Oct. 27, 2004 — -- The state of California has ordered that 15,000 brand new touch-screen voting machines not be used in next week's presidential election.

These electronic machines were manufactured by Diebold Inc., a North Canton, Ohio-based company that also specializes in automated teller machines and electronic security.

California election officials say there are serious flaws with the machines and that Diebold repeatedly misled the state about them.

"[Diebold] literally engaged in absolutely deplorable behavior and, to that extent, put the election at risk, jeopardizing the outcome of the election," said California Secretary of State Kevin Shelley.

Some 50 million Americans -- about 29 percent of voters in the United States -- are expected to use touch-screen electronic voting machines in next week's election.

The problem came to light in the California primary last March when a massive failure of the electronic voting machines left thousands of San Diego residents unable to cast their votes.

Diebold's director of marketing, Mark Rapke, said it was a regrettable error the company has fixed.

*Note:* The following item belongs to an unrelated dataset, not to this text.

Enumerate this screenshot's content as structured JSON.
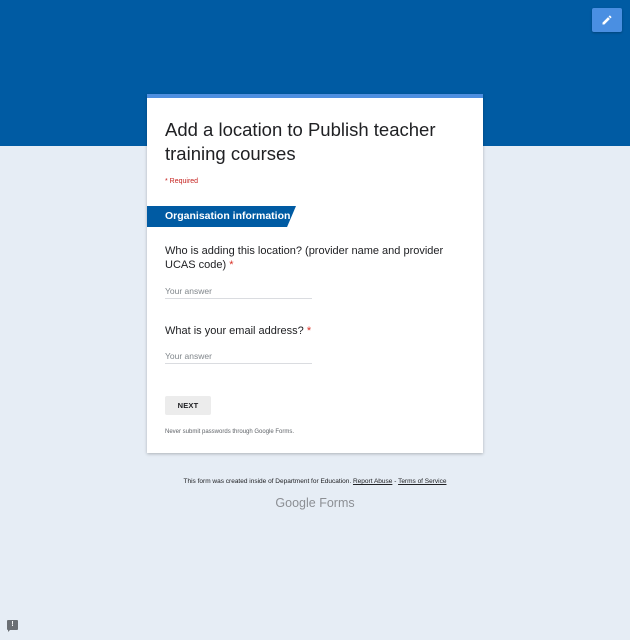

"Of course we would have wished the situation would not have happened, but it did," Rapke told ABC News. "There was back up available. But again, with additional familiarity with the system, again, this problem would not have happened."

But a former Diebold technical worker, James Dunn, told ABC News the company was aware of the software and electronic problems before the election, and never reported them.

"The machine would lock up or lose its software load. A very uncommon thing and not a good thing," said Dunn. "And once that machine's locked up you're unable to produce voter cards, which means you're unable to open the election voting machine and people can't vote. But they shipped it anyway."

Experts have raised questions about the machines' security features, which some say can be easily defeated, making it possible to manipulate the actual vote count.

"In all of my consulting work and all of my work in industry I've never seen a system that I thought was this vulnerable to abuse," said Avi Rubin, a professor of computer science at Johns Hopkins University in Maryland, who, along with other security experts, analyzed Diebold's source code for the electronic voting machines.

He said tampering of the machines would be easy. "It would only take a few minutes to erase a vote," he said.